Aqua Bat and I hadn’t been to a VLHS show in nearly a year. It felt good to be back among familiar sounds and familiar faces.  I love punk rock, not just the juxtaposed simplicities and complexities hidden in the chords and lyrics, but for its spirit of rebellion and a determination of individuals not to be ruled.  Not bad for a Wednesday night!

Thursday was a blur—I went to bed late on Wednesday night and paid for it with a late morning.  I shambled off to the gym, got in a decent work out, and reflected on Chris Hedges’ philosophical essays on war.

Day 15, Friday, I spent most of the day fine-tooth combing through some texts on the Vietnam War for a writing project that’s been slowly developing over the last few months. I’m nowhere near ready to announce this, but this project will be one of my proudest scholarly achievements. 

Friday night saw Aqua Bat and I return for another show at VLHS.  Punk rock women are some of the most attractive on the planet.  There’s just something about the way they pull off leather and black without going full Goth  Then their off-beat hair (usually dark with a neon highlight or two), and the whole mysterious persona they wear along with their torn jeans…  Life is good.

Day 16, Saturday was an obnoxiously early start.  It wasn't yet 6 AM as I tore myself away from sleep and started shuffling into my Army Combat Uniform.  I picked up a large jerky stick, a Powerade, and a Red Bull and made the 45-minute commute to the National Guard armory I drill at once a month.
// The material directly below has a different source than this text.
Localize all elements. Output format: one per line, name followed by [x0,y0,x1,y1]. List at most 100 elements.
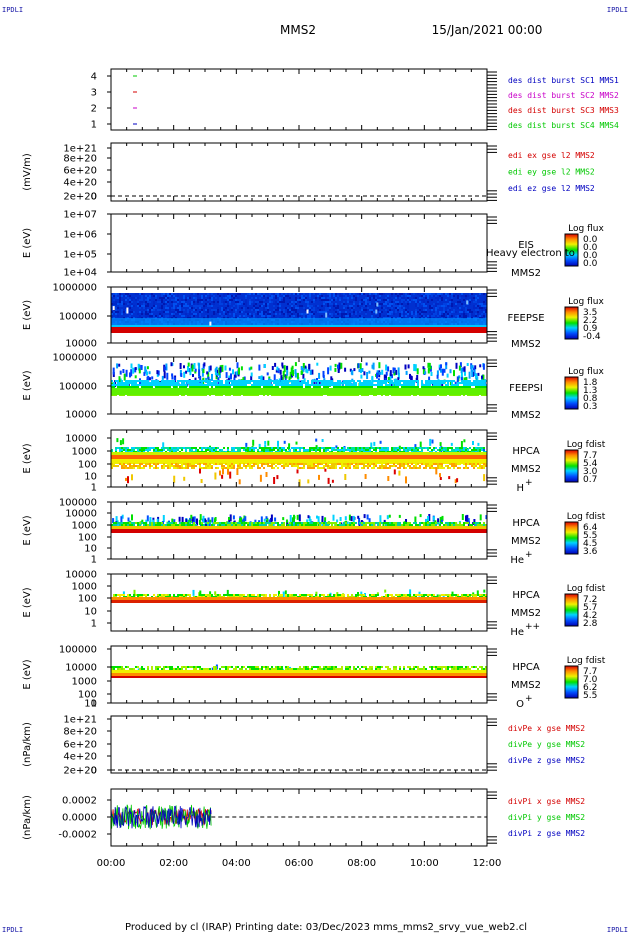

It was December drill, cut short by the usual annual family-friendly barbeque banquet.  The banquet was at noon, so morning-time had a lot of ridiculous standing around.  Whatever.  I was at all the places I needed to be and I got my tasks done.  Better yet, I had time to coach some junior enlisted soldiers about a few career matters involving the uniform.  I find it ironic as hell that the majority of soldiers in the state guard are in their 40s and 50s—it’s Title 32 militia, after all.  Then here I am, 25 years old, outranking dozens of people.  I guess I really have been in 7 years!